Häufig gestellte Fragen
Worum geht es in dieser Arbeit grundsätzlich?
Die Arbeit behandelt die Konzeption und Durchführung eines professionellen Personalauswahlverfahrens für eine vakante Führungsposition in einem Unternehmen unter Beachtung wissenschaftlicher Standards.
Was sind die zentralen Themenfelder?
Zu den Kernbereichen zählen die Qualitätssicherung in der Eignungsdiagnostik (DIN 33430), Anforderungsanalysen, psychologische Testverfahren sowie Methoden der summative Evaluation.
Welches ist das primäre Ziel der Untersuchung?
Das Ziel ist die Identifizierung eines qualifizierten Bewerbers durch ein Verfahren, das sowohl hohe methodische Gütekriterien erfüllt als auch angesichts ökonomischer Restriktionen ressourcensparend ist.
Welche wissenschaftlichen Methoden kommen zum Einsatz?
Verwendet werden eine systematische Dokumentenanalyse, ein strukturiertes multimodales Interview sowie der Einsatz der Arbeitsbezogenen Belastbarkeits- und Gewissenhaftigkeitsskalen (ABGS).

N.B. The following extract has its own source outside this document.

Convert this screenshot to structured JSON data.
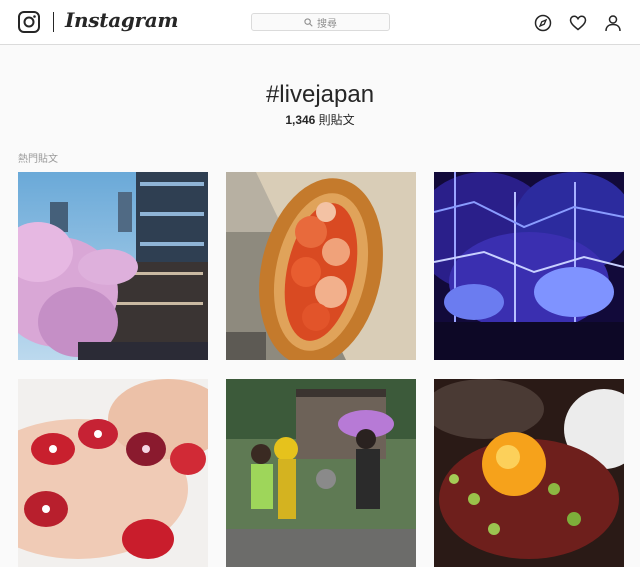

Was wird im Hauptteil der Arbeit behandelt?
Der Hauptteil gliedert sich in die methodische Vorgehensweise des Auswahlprozesses, von der Analyse der Anforderungen über die spezifischen Erhebungsinstrumente bis hin zur anschließenden Evaluation der Methode.
Welche Schlüsselwörter charakterisieren die Arbeit?

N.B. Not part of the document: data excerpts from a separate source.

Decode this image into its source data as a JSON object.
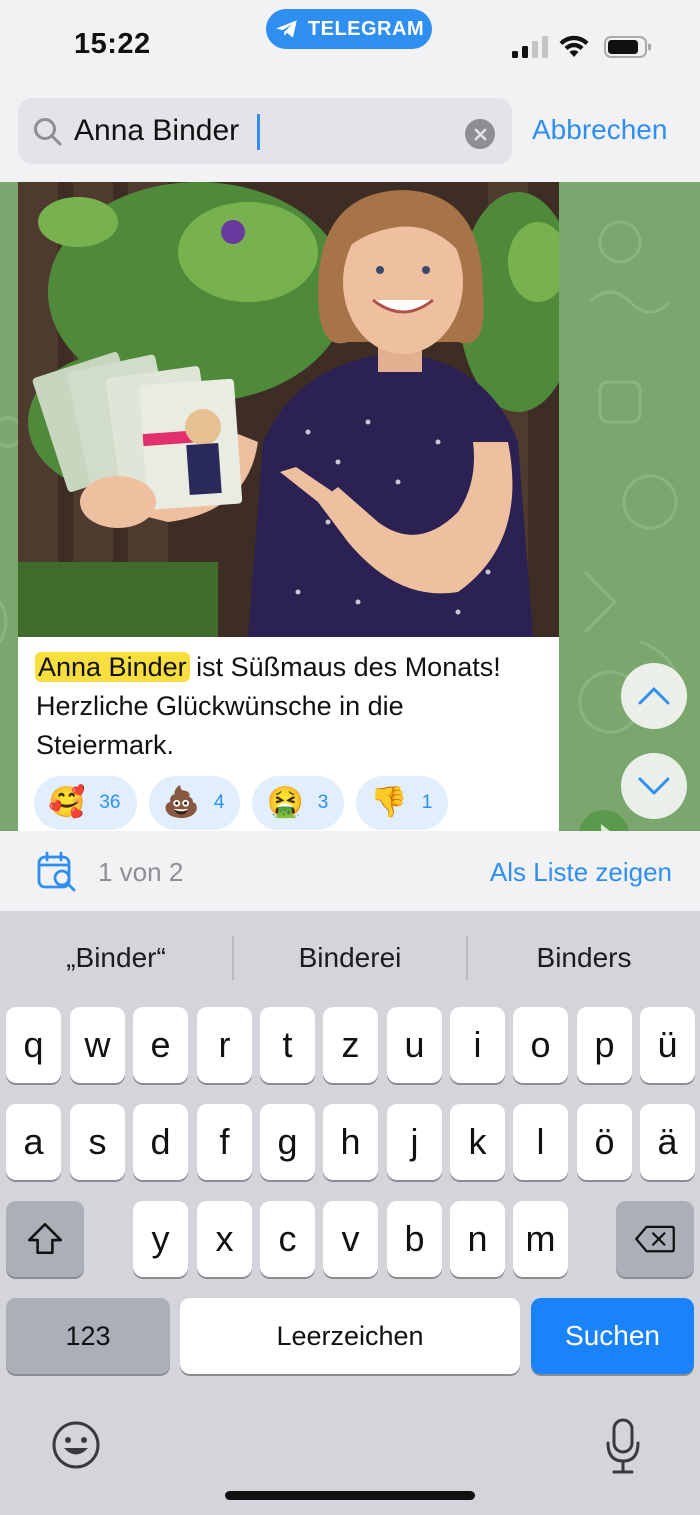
{
  "status_bar": {
    "time": "15:22",
    "app_pill": "TELEGRAM",
    "icons": [
      "signal-icon",
      "wifi-icon",
      "battery-icon"
    ]
  },
  "search": {
    "query": "Anna Binder",
    "cancel_label": "Abbrechen"
  },
  "message": {
    "photo_alt": "",
    "caption_highlight": "Anna Binder",
    "caption_rest": " ist Süßmaus des Monats! Herzliche Glückwünsche in die Steiermark.",
    "reactions": [
      {
        "emoji": "🥰",
        "count": "36"
      },
      {
        "emoji": "💩",
        "count": "4"
      },
      {
        "emoji": "🤮",
        "count": "3"
      },
      {
        "emoji": "👎",
        "count": "1"
      }
    ]
  },
  "results_bar": {
    "count_text": "1 von 2",
    "list_link": "Als Liste zeigen"
  },
  "keyboard": {
    "suggestions": [
      "„Binder“",
      "Binderei",
      "Binders"
    ],
    "row1": [
      "q",
      "w",
      "e",
      "r",
      "t",
      "z",
      "u",
      "i",
      "o",
      "p",
      "ü"
    ],
    "row2": [
      "a",
      "s",
      "d",
      "f",
      "g",
      "h",
      "j",
      "k",
      "l",
      "ö",
      "ä"
    ],
    "row3": [
      "y",
      "x",
      "c",
      "v",
      "b",
      "n",
      "m"
    ],
    "numbers_label": "123",
    "space_label": "Leerzeichen",
    "search_label": "Suchen"
  },
  "colors": {
    "accent": "#2f8ff0",
    "chat_background": "#7ba76e",
    "highlight": "#f8df3f",
    "search_key": "#1a82fb"
  }
}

Die Arbeit steht im Kontext von Eignungsdiagnostik, Personalauswahl, DIN-Konformität, Validität und der ökonomischen Evaluierung von Auswahlmaßnahmen.
Warum ist die DIN 33430 für den beschriebenen Prozess so wichtig?
Die Norm dient als verbindlicher Leitfaden, um die Qualität der Eignungsbeurteilung sicherzustellen und ein rechtssicheres sowie valides Vorgehen gegenüber dem Vorstand und dem Betriebsrat zu gewährleisten.
Wie wird der Erfolg der Auswahl im Nachhinein bewertet?
Die Evaluation erfolgt über das Kirkpatrick-Modell, welches auf vier Ebenen (Zufriedenheit, Lerneffekt, Transfer und Resultate) prüft, ob die Auswahlmethode effektiv war und ob die gewählte Führungskraft den Erwartungen entspricht.